Wednesday, May 16, 2007

LGM: Introduction to SVG

The second talk Andrew and I attended at the Libre Graphics Meeting was entitled "Introduction to SVG" and given by Inkscaper Ted Gould. His aim was to give a general (and not overly technical) overview of what SVG is and what it can do.

Mr. Gould touched on some of the basic elements of SVG (Scalable Vector Graphics) such as gradients, markers, clones, text on a path, inserted bitmaps, alpha transparency, patterns, and so on. Not being particularly familiar with SVG prior to joining Inkscape, and now just learning its capabilities, I was pretty impressed to see via the examples provided all the cool things that SVG has built right into its specification.

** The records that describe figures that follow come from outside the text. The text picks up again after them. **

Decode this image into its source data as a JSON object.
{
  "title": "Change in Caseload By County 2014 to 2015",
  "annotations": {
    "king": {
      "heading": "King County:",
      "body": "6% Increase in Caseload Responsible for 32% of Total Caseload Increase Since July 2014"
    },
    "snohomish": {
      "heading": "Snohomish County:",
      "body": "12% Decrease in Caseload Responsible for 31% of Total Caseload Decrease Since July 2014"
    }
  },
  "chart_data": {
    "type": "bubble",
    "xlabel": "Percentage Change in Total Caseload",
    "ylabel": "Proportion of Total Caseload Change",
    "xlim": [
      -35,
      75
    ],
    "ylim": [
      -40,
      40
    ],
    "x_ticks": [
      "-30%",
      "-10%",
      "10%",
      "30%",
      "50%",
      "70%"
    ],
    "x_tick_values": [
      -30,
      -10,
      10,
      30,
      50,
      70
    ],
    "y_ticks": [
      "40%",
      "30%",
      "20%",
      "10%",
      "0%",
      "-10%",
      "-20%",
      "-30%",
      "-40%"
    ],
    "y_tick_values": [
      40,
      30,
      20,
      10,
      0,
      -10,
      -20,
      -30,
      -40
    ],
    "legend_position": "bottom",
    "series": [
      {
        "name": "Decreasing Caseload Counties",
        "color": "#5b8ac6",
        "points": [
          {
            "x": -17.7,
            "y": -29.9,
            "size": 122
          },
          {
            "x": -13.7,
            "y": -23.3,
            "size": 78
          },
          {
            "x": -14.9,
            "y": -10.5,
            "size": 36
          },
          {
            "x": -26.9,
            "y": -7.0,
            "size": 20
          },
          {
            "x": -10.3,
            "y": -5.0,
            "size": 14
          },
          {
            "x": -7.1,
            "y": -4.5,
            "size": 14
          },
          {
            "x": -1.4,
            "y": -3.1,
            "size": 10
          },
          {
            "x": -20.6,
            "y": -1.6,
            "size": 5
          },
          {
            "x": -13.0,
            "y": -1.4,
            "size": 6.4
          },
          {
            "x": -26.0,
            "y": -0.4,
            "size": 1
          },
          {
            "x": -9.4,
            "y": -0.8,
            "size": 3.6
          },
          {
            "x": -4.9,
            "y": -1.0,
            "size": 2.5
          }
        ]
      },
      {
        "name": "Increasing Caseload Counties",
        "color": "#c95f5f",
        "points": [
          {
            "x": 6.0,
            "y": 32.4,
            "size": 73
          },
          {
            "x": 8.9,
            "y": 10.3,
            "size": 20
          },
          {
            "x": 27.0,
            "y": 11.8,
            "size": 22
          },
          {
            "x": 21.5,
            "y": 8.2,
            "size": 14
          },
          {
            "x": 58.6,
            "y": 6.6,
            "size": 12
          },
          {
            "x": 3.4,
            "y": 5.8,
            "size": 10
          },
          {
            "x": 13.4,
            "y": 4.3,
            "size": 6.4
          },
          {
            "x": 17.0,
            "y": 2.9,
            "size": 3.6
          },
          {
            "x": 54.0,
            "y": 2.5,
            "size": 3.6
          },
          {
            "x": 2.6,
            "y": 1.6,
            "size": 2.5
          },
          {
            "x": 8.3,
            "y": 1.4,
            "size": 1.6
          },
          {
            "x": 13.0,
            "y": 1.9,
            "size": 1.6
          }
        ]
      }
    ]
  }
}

This photo realistic car [found here] was made in Inkscape, and really goes to show what amazing things can be done with SVG.

Mr. Gould noted that SVG is XML based, and uses CSS for styles. He gave an example of what a small file that defines a simple square might look like. He also explained the three different profiles used for SVG: tiny (which implements only a small subset of functionality, and is therefore suitable for cell phones), basic (which has a larger subset than tiny, but is still suitable for devices like PDAs), and full (the name speaks for itself). Inkscape is currently aiming for tiny, but once that has been reached, the journey to basic and then full will have begun.

A couple of big bonuses of SVG were mentioned by Mr. Gould. For instance, thanks to the use of XML, SVG files are human readable. This is very good news for Google and accessibility: the search engine can easily parse the contents, and screen readers can "speak" the file. Also, internationalization becomes less of a pain. Graphics with text can be translated just as easily as HTML text, so artwork like logos can be translated easily.

I enjoyed this presentation quite a bit more than the previous talk on the Open Document Format. Maybe it's because Mr. Gould didn't seem to have any kind of hidden agenda, but was still obviously knowledgeable and passionate about the topic at hand. Of course, my personal interest in graphics in general might have something to do with it, too. Either way, I believe that this presentation served all audiences -- the artists, Inkscape developers, and other developers -- rather well.

If you want to learn more about the SVG format, check out the main W3C page for SVG. Don't forget to download Inkscape for all your SVG editing and creation needs!


google said...

try for loads of links on SVG

Anonymous said...

Thanks, great report, Inkscape is realy a must (the more as it can edit PDF files now!)